(Di Paolo Scarpino)
La conclusione della stagione apistica indica alcune priorità da affrontare come la crescente perdita di biodiversità e il cambiamento climatico: azioni importanti per la salvaguardia delle api, della salute umana e dell’ambiente. Le api, nella loro sensibilità, rafforzano l’improrogabile bisogno di un cambiamento radicale nell’approccio e nelle dinamiche di interazione con il creato verso pratiche ecosostenibili e solidali. Lasciarci guidare, come per le api, dalla necessaria esigenza di far fronte a un duplice compito: la salvaguardia congiunta delle nostre vite e della natura.
L’entrata in vigore nel marzo 2020 di misure restrittive per contenere lo sviluppo della pandemia ha incentivato una ripresa delle attività vegetative spontanee, una sanificazione dell’aria e degli ambienti troppo spesso antropizzati. Le api finalmente hanno potuto sorridere! Da anni in ambienti urbani e rurali non conoscevano quella libertà di movimento e impollinazione riacquistando così, durante i mesi di chiusura, spazio e forza: alveari ben popolati, scorte di miele, vivacità.
L’interruzione improvvisa dovuta all’interazione tra la riapertura dalle restrizioni (ripresa attività antropica e sue nefaste azioni) con gli ormai consueti stravolgimenti climatici improvvisi, hanno condotto interi alveari nuovamente a stress, spopolamenti, mortalità. Il recente rapporto FAO ci invita nuovamente a riflettere: “Compromettere la fertilità del suolo limita lo sviluppo di farmaci e vaccini”. Dimensioni vaste di un problema esploso da tempo: crisi climatica e erosione dei suoli (ogni anno scompaiono 24 miliardi di suolo fertile), abusi della chimica in agricoltura, incendi, deforestazione. L’attuale crisi pandemica ancora non basta per renderci conto dell’urgenza di comprendere lo stretto legame tra salute ambientale, salute del suolo e salute umana. Nel dopo chiusura gli spazi sono tornati alla normale gestione: massicci utilizzi della chimica e interventi meccanici di gestione delle aree verdi e agricole hanno visto vanificare l’intento della natura di riprendersi i suoi spazi.
L’intervento dell’uomo continua a essere una minaccia e il ruolo delle api, nella salvaguardia della biodiversità ambientale e alimentare, viene così nuovamente offuscato.
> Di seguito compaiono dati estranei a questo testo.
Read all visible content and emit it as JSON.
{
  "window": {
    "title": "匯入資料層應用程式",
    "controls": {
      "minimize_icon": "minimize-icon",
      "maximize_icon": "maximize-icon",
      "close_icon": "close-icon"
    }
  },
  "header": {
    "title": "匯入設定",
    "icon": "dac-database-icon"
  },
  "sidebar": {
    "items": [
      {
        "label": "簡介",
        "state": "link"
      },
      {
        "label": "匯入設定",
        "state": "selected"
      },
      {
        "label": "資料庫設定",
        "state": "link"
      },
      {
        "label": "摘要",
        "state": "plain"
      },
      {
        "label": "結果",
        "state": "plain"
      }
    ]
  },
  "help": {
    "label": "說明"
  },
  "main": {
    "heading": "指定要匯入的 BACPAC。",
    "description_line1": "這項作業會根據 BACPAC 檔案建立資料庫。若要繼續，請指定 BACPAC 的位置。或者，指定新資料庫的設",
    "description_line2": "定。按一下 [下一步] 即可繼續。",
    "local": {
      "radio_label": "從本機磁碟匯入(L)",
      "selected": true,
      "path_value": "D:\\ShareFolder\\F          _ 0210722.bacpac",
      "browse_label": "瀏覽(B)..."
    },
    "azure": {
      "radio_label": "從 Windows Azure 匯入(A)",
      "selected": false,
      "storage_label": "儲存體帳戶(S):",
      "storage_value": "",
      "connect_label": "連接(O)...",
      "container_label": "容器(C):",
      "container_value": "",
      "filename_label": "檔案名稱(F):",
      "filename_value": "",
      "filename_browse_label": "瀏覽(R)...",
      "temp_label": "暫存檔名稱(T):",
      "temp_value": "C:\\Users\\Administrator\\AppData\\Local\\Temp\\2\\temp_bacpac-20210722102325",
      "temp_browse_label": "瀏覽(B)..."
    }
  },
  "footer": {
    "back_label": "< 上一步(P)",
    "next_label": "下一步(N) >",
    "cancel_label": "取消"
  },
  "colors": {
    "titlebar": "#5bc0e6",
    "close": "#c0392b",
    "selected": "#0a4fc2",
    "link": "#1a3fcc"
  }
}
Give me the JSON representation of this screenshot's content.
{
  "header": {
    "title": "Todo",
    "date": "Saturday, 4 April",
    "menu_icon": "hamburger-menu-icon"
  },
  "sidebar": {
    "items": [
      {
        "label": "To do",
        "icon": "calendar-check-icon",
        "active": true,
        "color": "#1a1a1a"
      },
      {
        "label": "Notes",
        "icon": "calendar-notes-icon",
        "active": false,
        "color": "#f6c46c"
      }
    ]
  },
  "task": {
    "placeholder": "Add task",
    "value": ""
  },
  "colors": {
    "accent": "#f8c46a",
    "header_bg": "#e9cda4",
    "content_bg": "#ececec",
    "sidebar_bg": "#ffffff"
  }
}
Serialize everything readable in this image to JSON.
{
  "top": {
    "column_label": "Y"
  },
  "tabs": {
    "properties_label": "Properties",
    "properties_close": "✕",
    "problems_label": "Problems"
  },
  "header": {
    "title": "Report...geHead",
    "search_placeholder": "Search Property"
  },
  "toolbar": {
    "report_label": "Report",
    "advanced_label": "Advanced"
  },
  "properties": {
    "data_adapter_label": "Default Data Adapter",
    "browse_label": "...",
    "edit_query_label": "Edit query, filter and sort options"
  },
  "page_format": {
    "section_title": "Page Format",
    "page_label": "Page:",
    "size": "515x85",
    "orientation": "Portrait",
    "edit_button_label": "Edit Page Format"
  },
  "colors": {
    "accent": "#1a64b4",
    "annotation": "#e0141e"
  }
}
La pandemia ha provocato un ritorno a una normalità più povera, a maggiori emergenze economiche e sociali, all’assenza totale di riferimenti culturali e spirituali, nell’incapacità di comprendere nel profondo le “fragilità”. Nessun investimento importante per la transizione ecologica delle attività produttive e della gestione delle aree verdi, la pandemia non ha smosso e sollecitato un’inversione di pensiero. La relazione tra covid19 e cambiamento climatico si esprime nei conflitti ecologici che minacciano le nostre vite come il consumo di suolo, il mancato investimento sulla biodiversità, l’inquinamento, l’agricoltura intensiva, l’urbanizzazione selvaggia. Co-fattori che di fatto rendono le nostre vite molto più fragili.
Il virus non ci ha migliorato: ha amplificato le disuguaglianze sociali e culturali, ci ha reso soli, apatici, distanti,incapaci di credere al bene collettivo piuttosto che individuale. Le api ci domandano a gran voce se esiste una giustizia animale, sociale, ecologica e ci invitano ad evitare gli errori di sempre, a cooperare per far sì che il bene comune, lo stesso bene per il quale loro operano tutti i giorni senza chiederselo, venga tutelato. Gli animali e i prodotti della terra devono tornare la misura del nostro essere e l’impegno delle laboriose api un richiamo al rispetto della terra. Tornino al più presto le api a volare e sorridere! Pensavamo di essere sani in un mondo malato, ora rischiamo di essere malati in un mondo che non esiste più con l’urgenza di una transizione verso una società migliore per non “finire lessati nelle nostre vasche”. Un granello di sapienza vale più di tutte le ricchezze della terra e il dono del discernimento può aiutarci a comprendere ciò che trasmette valori da ciò che incita a perseverare nell’errore e nel male.